First, the PT can advise using the more comfortable position and teach all variations allowed; then, positions that are more difficult may be introduced, for a short time, and alternated with positions that are more comfortable. Another strategy could be using more difficult positions at the beginning of the sexual intercourse and then use pain-free positions. The PT can advise patients on how to manage the onset or worsening of symptoms due to positioning during coitus.

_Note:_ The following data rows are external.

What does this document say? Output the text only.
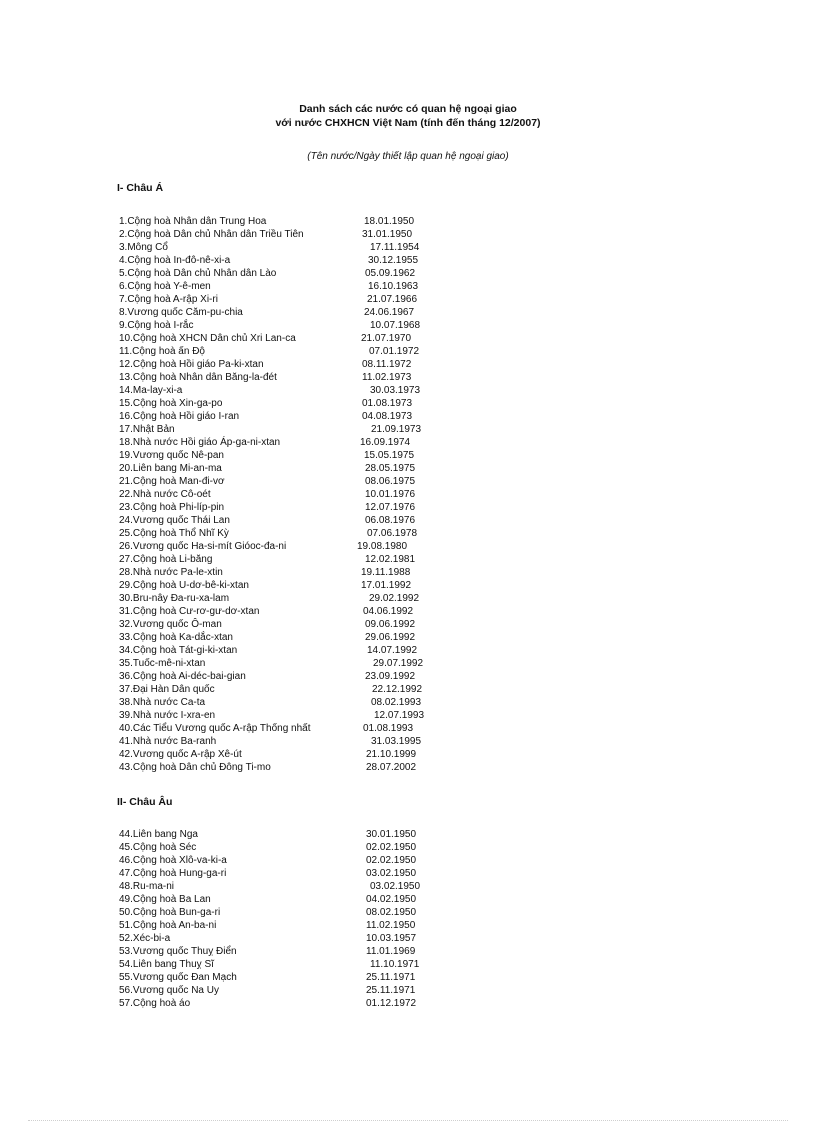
Danh sách các nước có quan hệ ngoại giao
với nước CHXHCN Việt Nam (tính đến tháng 12/2007)
(Tên nước/Ngày thiết lập quan hệ ngoại giao)
I- Châu Á
1.Cộng hoà Nhân dân Trung Hoa	18.01.1950
2.Cộng hoà Dân chủ Nhân dân Triều Tiên	31.01.1950
3.Mông Cổ	17.11.1954
4.Cộng hoà In-đô-nê-xi-a	30.12.1955
5.Cộng hoà Dân chủ Nhân dân Lào	05.09.1962
6.Cộng hoà Y-ê-men	16.10.1963
7.Cộng hoà A-rập Xi-ri	21.07.1966
8.Vương quốc Căm-pu-chia	24.06.1967
9.Cộng hoà I-rắc	10.07.1968
10.Cộng hoà XHCN Dân chủ Xri Lan-ca	21.07.1970
11.Cộng hoà ấn Độ	07.01.1972
12.Cộng hoà Hồi giáo Pa-ki-xtan	08.11.1972
13.Cộng hoà Nhân dân Băng-la-đét	11.02.1973
14.Ma-lay-xi-a	30.03.1973
15.Cộng hoà Xin-ga-po	01.08.1973
16.Cộng hoà Hồi giáo I-ran	04.08.1973
17.Nhật Bản	21.09.1973
18.Nhà nước Hồi giáo Áp-ga-ni-xtan	16.09.1974
19.Vương quốc Nê-pan	15.05.1975
20.Liên bang Mi-an-ma	28.05.1975
21.Cộng hoà Man-đi-vơ	08.06.1975
22.Nhà nước Cô-oét	10.01.1976
23.Cộng hoà Phi-líp-pin	12.07.1976
24.Vương quốc Thái Lan	06.08.1976
25.Cộng hoà Thổ Nhĩ Kỳ	07.06.1978
26.Vương quốc Ha-si-mít Gióoc-đa-ni	19.08.1980
27.Cộng hoà Li-băng	12.02.1981
28.Nhà nước Pa-le-xtin	19.11.1988
29.Cộng hoà U-dơ-bê-ki-xtan	17.01.1992
30.Bru-nây Đa-ru-xa-lam	29.02.1992
31.Cộng hoà Cư-rơ-gư-dơ-xtan	04.06.1992
32.Vương quốc Ô-man	09.06.1992
33.Cộng hoà Ka-dắc-xtan	29.06.1992
34.Cộng hoà Tát-gi-ki-xtan	14.07.1992
35.Tuốc-mê-ni-xtan	29.07.1992
36.Cộng hoà Ai-déc-bai-gian	23.09.1992
37.Đại Hàn Dân quốc	22.12.1992
38.Nhà nước Ca-ta	08.02.1993
39.Nhà nước I-xra-en	12.07.1993
40.Các Tiểu Vương quốc A-rập Thống nhất	01.08.1993
41.Nhà nước Ba-ranh	31.03.1995
42.Vương quốc A-rập Xê-út	21.10.1999
43.Cộng hoà Dân chủ Đông Ti-mo	28.07.2002
II- Châu Âu
44.Liên bang Nga	30.01.1950
45.Cộng hoà Séc	02.02.1950
46.Cộng hoà Xlô-va-ki-a	02.02.1950
47.Cộng hoà Hung-ga-ri	03.02.1950
48.Ru-ma-ni	03.02.1950
49.Cộng hoà Ba Lan	04.02.1950
50.Cộng hoà Bun-ga-ri	08.02.1950
51.Cộng hoà An-ba-ni	11.02.1950
52.Xéc-bi-a	10.03.1957
53.Vương quốc Thuỵ Điển	11.01.1969
54.Liên bang Thuỵ Sĩ	11.10.1971
55.Vương quốc Đan Mạch	25.11.1971
56.Vương quốc Na Uy	25.11.1971
57.Cộng hoà áo	01.12.1972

Every step of this program is related to a specific issue that may be addressed or not by a PT depending on patients’ anamnesis, physical examination, and tests/questionnaires. The focus is a tailored treatment for each single patient, applied with the graded activity and graded exposure concepts, together with stay-active advice, to restore sexual function to the maximum possible level.
3.4.2. “PIPT” Pathway
This pathway refers to patients with some yellow flags (e.g., kinesiophobia, catastrophizing, fear-avoidance behaviors, and low pain self-efficacy) or concerns about the possible negative influence of sexual life on partnership in absence of evident relationship alterations.
PIPT represents the attention and attitude of the PT in exploring and treating the psychosocial aspects of patients complaining of LBP, taking care of sexual disability while improving symptoms and functional limitations. The therapeutic program is similar to the “Standard Physical Therapy” one, with more emphasis on the psychosocial aspects of rehabilitation and less on the mechanical ones.
Managing this situation, it is suggested to proceed with the four steps described in the “Standard Physical Therapy” picture (pain modulation, motor control training, stiffness or stabilization training, and functional training) together with pacing activity and stay-active advice, but the treatment should be oriented towards a specific psychological approach, like pain neuroscience education (PNE) or cognitive behavioral therapy (CBT).